“But I can’t even touch my toes!”
Well guess what…
You don’t need to touch your toes to do yoga. In fact, you don’t even need to enter a yoga studio to “do” yoga.
The word “Yoga” is defined so many different ways, from “yoking”, “connection”, and “control” to “pure awareness” and “union with the supreme.”
But what does that mean?
Well first and foremost, it means that the physical postures – alone – are not yoga. The movements we make and the shapes we take in yoga class are called asanas. So when someone in your life eventually but inevitably decides you absolutely NEED to do yoga, you will most likely find yourself walking through gauzy curtains into a candlelit space where a yoga teacher will guide you through a series of asanas, linked by the breath, wrapped up with an intention, and finished off with a delightful dip into that I-promise-I’m-not-sleeping period called “savasana”.
And yes, you will be able to say you did some yoga, because asana is one of the eight limbs of yoga. But it’s absolutely not the whole (vegan) enchilada.
So where does this leave us?
Nowhere and anywhere, really. Yoga is an opportunity and a challenge to move towards a state of calm; an internal space where the fluctuations of the mind no longer control us. We gain control because our thoughts are no longer the boss of every living and breathing moment.
Doesn’t that sound awesome?
Plus it means that it is entirely possible to practice Yoga without ever unrolling a yoga mat.
And it also means that you could down dog yourself to death without ever actually doing yoga.
Some of the greatest yogis we’ve ever met spend the majority of their time practicing in completely non-traditional yoga spaces – and we’re pretty sure that they don’t even know they’re doing it. Or perhaps they do, but they just haven’t assigned the word yoga to their mindful choice to live nonviolent, honest, authentic, gentle, kind, and compassionate lives, with self-discipline and a willingness to continuously engage in the sometimes difficult process of inner exploration.
We’ve found these inspirational humans in gardens, kitchens, libraries, hospitals, schools, parks, street corners, and shelters.
And now maybe you are wondering, what can I do to practice all day long, whether I’m barefoot and lulu-clad or sneakered and mat-free?

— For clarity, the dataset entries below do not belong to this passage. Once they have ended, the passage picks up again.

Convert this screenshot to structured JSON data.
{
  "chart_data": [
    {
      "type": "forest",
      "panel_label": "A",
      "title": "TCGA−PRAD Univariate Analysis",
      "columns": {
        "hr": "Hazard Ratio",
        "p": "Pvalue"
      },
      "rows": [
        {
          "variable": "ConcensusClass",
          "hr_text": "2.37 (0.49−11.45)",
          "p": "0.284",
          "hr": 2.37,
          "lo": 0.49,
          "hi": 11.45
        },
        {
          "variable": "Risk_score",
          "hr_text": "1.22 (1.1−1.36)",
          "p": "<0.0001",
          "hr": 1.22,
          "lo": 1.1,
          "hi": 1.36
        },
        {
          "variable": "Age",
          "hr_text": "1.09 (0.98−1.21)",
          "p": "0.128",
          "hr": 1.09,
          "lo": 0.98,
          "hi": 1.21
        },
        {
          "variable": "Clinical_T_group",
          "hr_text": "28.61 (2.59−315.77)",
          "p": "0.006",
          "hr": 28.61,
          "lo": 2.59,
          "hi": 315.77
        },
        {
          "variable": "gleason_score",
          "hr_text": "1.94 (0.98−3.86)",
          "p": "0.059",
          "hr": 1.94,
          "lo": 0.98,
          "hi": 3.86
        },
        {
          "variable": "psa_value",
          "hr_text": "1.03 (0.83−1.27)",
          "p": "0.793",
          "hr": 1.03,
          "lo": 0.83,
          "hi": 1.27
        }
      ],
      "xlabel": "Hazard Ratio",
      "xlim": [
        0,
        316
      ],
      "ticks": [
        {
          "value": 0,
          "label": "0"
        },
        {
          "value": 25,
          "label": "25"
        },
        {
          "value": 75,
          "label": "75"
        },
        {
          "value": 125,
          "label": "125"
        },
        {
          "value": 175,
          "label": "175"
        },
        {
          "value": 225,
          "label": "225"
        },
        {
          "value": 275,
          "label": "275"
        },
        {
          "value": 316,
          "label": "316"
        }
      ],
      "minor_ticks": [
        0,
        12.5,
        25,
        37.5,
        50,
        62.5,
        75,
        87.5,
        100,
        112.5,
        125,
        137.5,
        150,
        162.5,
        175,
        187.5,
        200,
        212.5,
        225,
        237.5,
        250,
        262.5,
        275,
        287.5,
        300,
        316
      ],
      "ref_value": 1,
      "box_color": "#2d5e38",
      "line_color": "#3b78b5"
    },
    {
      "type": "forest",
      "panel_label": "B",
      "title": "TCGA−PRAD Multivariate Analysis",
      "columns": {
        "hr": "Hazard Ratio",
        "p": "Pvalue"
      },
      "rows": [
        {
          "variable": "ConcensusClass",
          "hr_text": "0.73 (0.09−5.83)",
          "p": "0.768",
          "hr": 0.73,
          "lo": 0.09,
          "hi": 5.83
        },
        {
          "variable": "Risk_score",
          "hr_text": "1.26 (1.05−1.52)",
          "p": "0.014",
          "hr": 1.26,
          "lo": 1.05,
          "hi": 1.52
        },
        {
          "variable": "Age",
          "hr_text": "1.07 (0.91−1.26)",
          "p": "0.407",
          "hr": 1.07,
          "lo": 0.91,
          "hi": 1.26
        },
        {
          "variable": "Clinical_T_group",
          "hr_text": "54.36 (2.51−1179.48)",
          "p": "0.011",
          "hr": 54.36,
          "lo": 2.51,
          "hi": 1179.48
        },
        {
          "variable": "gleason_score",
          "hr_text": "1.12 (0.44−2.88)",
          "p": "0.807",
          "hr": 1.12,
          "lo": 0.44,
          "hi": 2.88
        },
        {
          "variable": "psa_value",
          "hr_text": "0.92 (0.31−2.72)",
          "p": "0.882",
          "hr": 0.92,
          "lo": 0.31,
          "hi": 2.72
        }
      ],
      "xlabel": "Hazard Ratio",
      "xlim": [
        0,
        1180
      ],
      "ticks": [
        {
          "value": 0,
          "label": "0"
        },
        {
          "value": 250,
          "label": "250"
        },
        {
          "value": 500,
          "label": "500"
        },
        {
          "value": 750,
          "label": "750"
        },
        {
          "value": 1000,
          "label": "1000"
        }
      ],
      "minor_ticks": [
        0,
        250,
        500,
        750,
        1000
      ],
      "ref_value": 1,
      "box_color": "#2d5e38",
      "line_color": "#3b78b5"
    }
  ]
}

Here are 20 of our favorite ways to make a yogic impact on your world.
- Set an intention as soon as you wake up in the morning.
- Take deep breaths, with awareness.
- Fuel your body with whole foods.
- Keep your space organized.
- Detox from your electronics for at least a few minutes every hour.
- Make time to exercise each day.
- Hold the door open for a stranger.
- Make eye contact.
- Say thank you.
- Give someone a hug when they need it.
- Spend an extra ten minutes in the shower.
- Offer to run an errand for someone you know if stressed.
- Text a joke to a friend who is going through a tough time.
- Donate your time and talents to an organization that speaks to your heart.
- Change the course of a conversation from gossip to gratitude.
- Listen with intention. Give someone your full attention.
- Forgive someone, without conditions.
- Pick up trash on the street, on the beach, or in the park.
- Give someone the benefit of the doubt.
- Bring a reusable mug to your favorite coffee shop.
Bridget Riepl is a mom, a yoga teacher, a former lawyer, a writer, a moderately decent cook, a really good baker, a seeker of fantastic coffee and a firm believer in the power of positive thinking. Bridget became all those things around the same time and credits the whole “former lawyer” thing as the impetus for most of the fun stuff she gets to do on a daily basis now. That, and her husband Joe’s complete willingness to support her spontaneity with a smile. Bridget was born and raised in New Jersey and cannot imagine calling anywhere else “home.” She loves the entire NJ yoga community with lioness-like ferocity and cannot wait to show the world just what NJ yogis are up to – because it is crazy amazing stuff.